- Cover of All His Engines (January 2005)
- Date: January 2005
- Series: Hellblazer
- Page count: 128 pages
- Publisher: Vertigo

Creative team
- Writers: Mike Carey
- Artists: Leonardo Manco
- ISBN: 1-40120-317-5

= All His Engines =

DC Comics graphic novel by Mike Carey

John Constantine, Hellblazer: All His Engines is an original graphic novel featuring the DC Comics character John Constantine, written by Mike Carey, with art by Leonardo Manco. The graphic novel is a spin-off of the long-running series Hellblazer, published by the DC Comics imprint Vertigo.

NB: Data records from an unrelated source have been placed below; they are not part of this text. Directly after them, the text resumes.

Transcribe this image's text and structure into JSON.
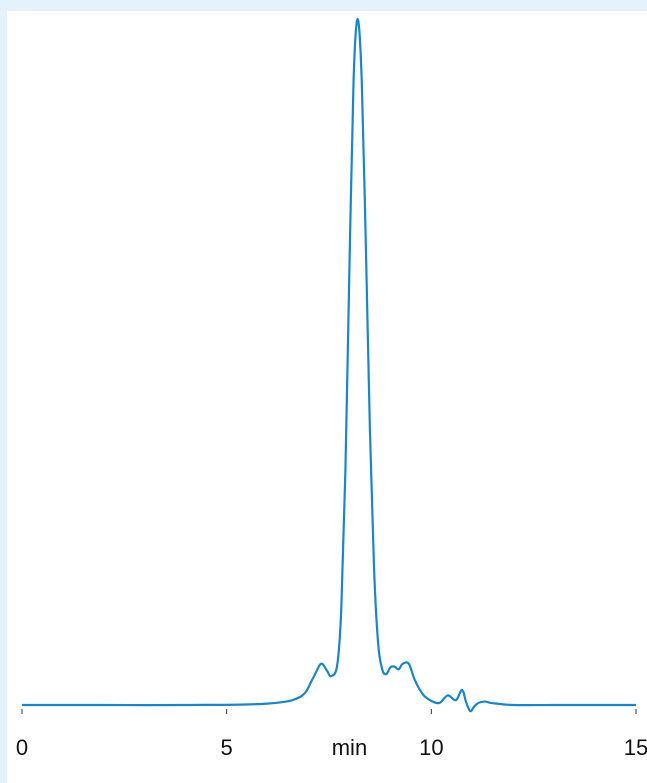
{
  "chart_data": {
    "type": "line",
    "title": "",
    "xlabel": "min",
    "ylabel": "",
    "xlim": [
      0,
      15
    ],
    "ylim": [
      0,
      100
    ],
    "grid": false,
    "legend": "none",
    "xticks": [
      0,
      5,
      10,
      15
    ],
    "xtick_labels": [
      "0",
      "5",
      "10",
      "15"
    ],
    "xlabel_position": 8,
    "series": [
      {
        "color": "#1a86c8",
        "x": [
          0,
          2,
          4,
          6,
          6.8,
          7.1,
          7.3,
          7.45,
          7.55,
          7.7,
          7.8,
          7.9,
          8.0,
          8.1,
          8.2,
          8.3,
          8.4,
          8.5,
          8.6,
          8.7,
          8.8,
          8.9,
          9.0,
          9.1,
          9.2,
          9.3,
          9.45,
          9.6,
          9.8,
          10.0,
          10.2,
          10.4,
          10.6,
          10.75,
          10.85,
          10.95,
          11.05,
          11.15,
          11.3,
          11.45,
          11.6,
          12.0,
          13.0,
          14.0,
          15.0
        ],
        "y": [
          0,
          0,
          0,
          0.2,
          1.2,
          3.8,
          6.0,
          5.0,
          4.2,
          5.8,
          14,
          34,
          64,
          91,
          100,
          91,
          67,
          40,
          20,
          9,
          5.2,
          4.5,
          5.5,
          5.6,
          5.2,
          6.0,
          6.0,
          3.6,
          1.5,
          0.6,
          0.3,
          1.4,
          0.7,
          2.2,
          0.4,
          -0.9,
          -0.2,
          0.3,
          0.5,
          0.3,
          0.2,
          0,
          0,
          0,
          0
        ]
      }
    ]
  }
}
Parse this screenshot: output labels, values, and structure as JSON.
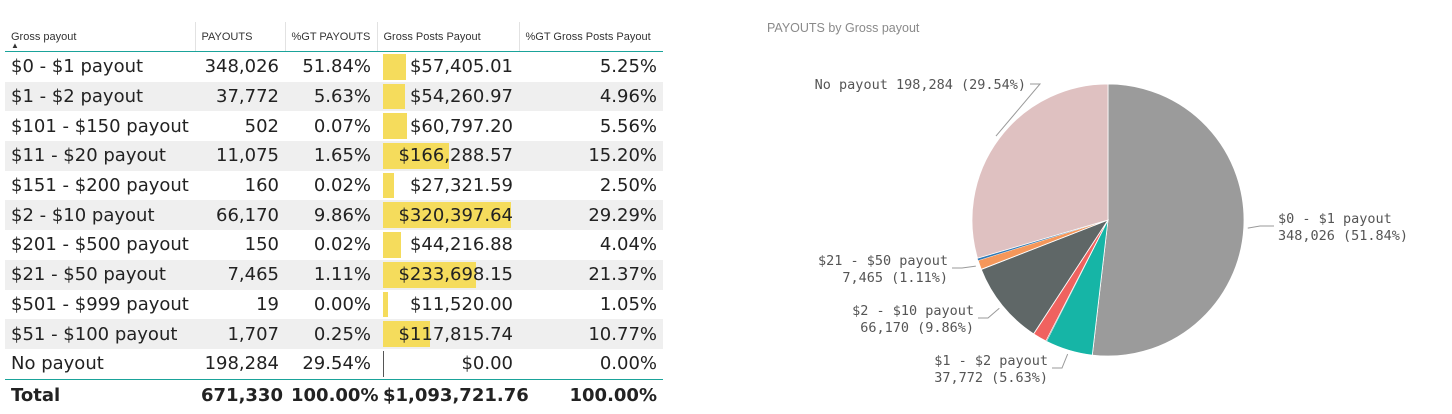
{
  "table": {
    "headers": [
      "Gross payout",
      "PAYOUTS",
      "%GT PAYOUTS",
      "Gross Posts Payout",
      "%GT Gross Posts Payout"
    ],
    "sort_indicator": "▲",
    "rows": [
      {
        "label": "$0 - $1 payout",
        "payouts": "348,026",
        "pct_payouts": "51.84%",
        "gross": "$57,405.01",
        "gross_value": 57405.01,
        "pct_gross": "5.25%"
      },
      {
        "label": "$1 - $2 payout",
        "payouts": "37,772",
        "pct_payouts": "5.63%",
        "gross": "$54,260.97",
        "gross_value": 54260.97,
        "pct_gross": "4.96%"
      },
      {
        "label": "$101 - $150 payout",
        "payouts": "502",
        "pct_payouts": "0.07%",
        "gross": "$60,797.20",
        "gross_value": 60797.2,
        "pct_gross": "5.56%"
      },
      {
        "label": "$11 - $20 payout",
        "payouts": "11,075",
        "pct_payouts": "1.65%",
        "gross": "$166,288.57",
        "gross_value": 166288.57,
        "pct_gross": "15.20%"
      },
      {
        "label": "$151  - $200 payout",
        "payouts": "160",
        "pct_payouts": "0.02%",
        "gross": "$27,321.59",
        "gross_value": 27321.59,
        "pct_gross": "2.50%"
      },
      {
        "label": "$2 - $10 payout",
        "payouts": "66,170",
        "pct_payouts": "9.86%",
        "gross": "$320,397.64",
        "gross_value": 320397.64,
        "pct_gross": "29.29%"
      },
      {
        "label": "$201  - $500 payout",
        "payouts": "150",
        "pct_payouts": "0.02%",
        "gross": "$44,216.88",
        "gross_value": 44216.88,
        "pct_gross": "4.04%"
      },
      {
        "label": "$21 - $50 payout",
        "payouts": "7,465",
        "pct_payouts": "1.11%",
        "gross": "$233,698.15",
        "gross_value": 233698.15,
        "pct_gross": "21.37%"
      },
      {
        "label": "$501  - $999 payout",
        "payouts": "19",
        "pct_payouts": "0.00%",
        "gross": "$11,520.00",
        "gross_value": 11520.0,
        "pct_gross": "1.05%"
      },
      {
        "label": "$51 - $100 payout",
        "payouts": "1,707",
        "pct_payouts": "0.25%",
        "gross": "$117,815.74",
        "gross_value": 117815.74,
        "pct_gross": "10.77%"
      },
      {
        "label": "No payout",
        "payouts": "198,284",
        "pct_payouts": "29.54%",
        "gross": "$0.00",
        "gross_value": 0,
        "pct_gross": "0.00%"
      }
    ],
    "total": {
      "label": "Total",
      "payouts": "671,330",
      "pct_payouts": "100.00%",
      "gross": "$1,093,721.76",
      "pct_gross": "100.00%"
    },
    "bar_color": "#f5dc5c"
  },
  "chart_data": {
    "type": "pie",
    "title": "PAYOUTS by Gross payout",
    "slices": [
      {
        "name": "$0 - $1 payout",
        "value": 348026,
        "pct": "51.84%",
        "color": "#9b9b9b",
        "label_line1": "$0 - $1 payout",
        "label_line2": "348,026 (51.84%)",
        "labeled": true
      },
      {
        "name": "$1 - $2 payout",
        "value": 37772,
        "pct": "5.63%",
        "color": "#16b5a6",
        "label_line1": "$1 - $2 payout",
        "label_line2": "37,772 (5.63%)",
        "labeled": true
      },
      {
        "name": "$101 - $150 payout",
        "value": 502,
        "pct": "0.07%",
        "color": "#333333",
        "labeled": false
      },
      {
        "name": "$11 - $20 payout",
        "value": 11075,
        "pct": "1.65%",
        "color": "#f0625f",
        "labeled": false
      },
      {
        "name": "$151  - $200 payout",
        "value": 160,
        "pct": "0.02%",
        "color": "#5a6b6b",
        "labeled": false
      },
      {
        "name": "$2 - $10 payout",
        "value": 66170,
        "pct": "9.86%",
        "color": "#5f6767",
        "label_line1": "$2 - $10 payout",
        "label_line2": "66,170 (9.86%)",
        "labeled": true
      },
      {
        "name": "$201  - $500 payout",
        "value": 150,
        "pct": "0.02%",
        "color": "#7a4a7a",
        "labeled": false
      },
      {
        "name": "$21 - $50 payout",
        "value": 7465,
        "pct": "1.11%",
        "color": "#f5975a",
        "label_line1": "$21 - $50 payout",
        "label_line2": "7,465 (1.11%)",
        "labeled": true
      },
      {
        "name": "$501  - $999 payout",
        "value": 19,
        "pct": "0.00%",
        "color": "#c7b34a",
        "labeled": false
      },
      {
        "name": "$51 - $100 payout",
        "value": 1707,
        "pct": "0.25%",
        "color": "#2f78b5",
        "labeled": false
      },
      {
        "name": "No payout",
        "value": 198284,
        "pct": "29.54%",
        "color": "#dfc1c1",
        "label_line1": "No payout 198,284 (29.54%)",
        "labeled": true
      }
    ]
  }
}
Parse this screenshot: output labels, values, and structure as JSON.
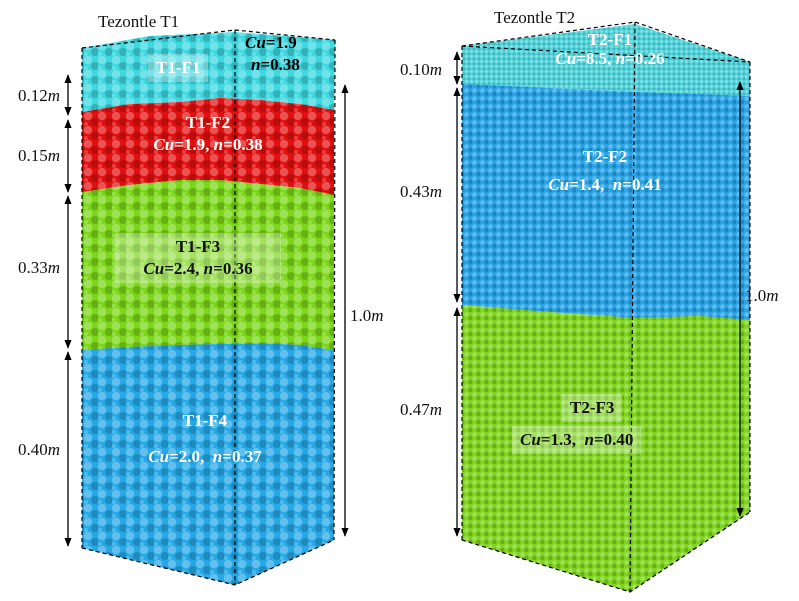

It was first published in January 2005. The graphic novel follows John Constantine's investigation into a worldwide phenomenon that is placing innocent people into comas. All His Engines was loosely adapted into the animated series (later compiled as a direct-to-DVD film) titled Constantine: City of Demons, an installment of the DC Animated Movie Universe.

==Publication history==
All His Engines was only published in graphic novel format (ISBN 1-4012-0317-5).

==Plot==
In 2004, mysterious plague begins putting its victims into unexplained comas, including Chas Chandler's granddaughter Tricia. Chas' best friend John Constantine takes up the case in London, using his acquaintance Fennel to communicate with Tricia's soul, but the ceremony is hijacked by a third party who kills Fennel and instructs Constantine to travel to an address in Los Angeles. Constantine and Chas find the address and discover that a demon named Beroul is responsible for the coma. He blackmails Constantine into working for him in return for Tricia's soul. He commands Constantine to hunt down a list of demons who are interfering with his work. Constantine summons the Aztec god Mictlantecuhtli for a favor. Constantine summons Beroul's enemies in a church and Mictlantecuhtli, immune to the effects of Christian holy paraphernalia, effortlessly slaughters them. Beroul doesn't keep his end of the bargain and makes a business pact with Mictlantecuhtli. John then makes another deal with Mictlantecuhtli, who has the ability to knit souls and bodies back together. In a final confrontation with Beroul, Mictlantecuhtli does so and restored Tricia, possessing her body. Constantine then feigns a gamble with Tricia's life, and Mictlantecuhtli leaves her. Chas and Tricia leave for England while Constantine decides to stay in Los Angeles for a while.

==Reception==
Stephen Holland of Comics Bulletin wrote in his review of the graphic novel that "Carey is on the toppest form I've known of him" and felt that the style evoked earlier periods of the long-running series as the "script felt like Ennis, the art like a moodier, more solid John Ridgway."

==In other media==
- The tenth episode of the NBC television series Constantine, "Quid Pro Quo", is a loose adaptation of All His Engines with the demon Beroul replaced with DC Universe supervillain Felix Faust and Chas's daughter being the victim of the curse instead of his granddaughter. The episode also takes the creative liberty of providing an origin for supernatural healing powers for Chas.
- The CW Seed/DC Animated Movie Universe series Constantine: City of Demons is loosely based on the graphic novel. While initially following the plot of the comic, the plot diverges into material not covered in the comic and features some unique elements such as Beroul being a disguise for the demon Nergal, and a variation of the Newcastle incident from Constantine's origin.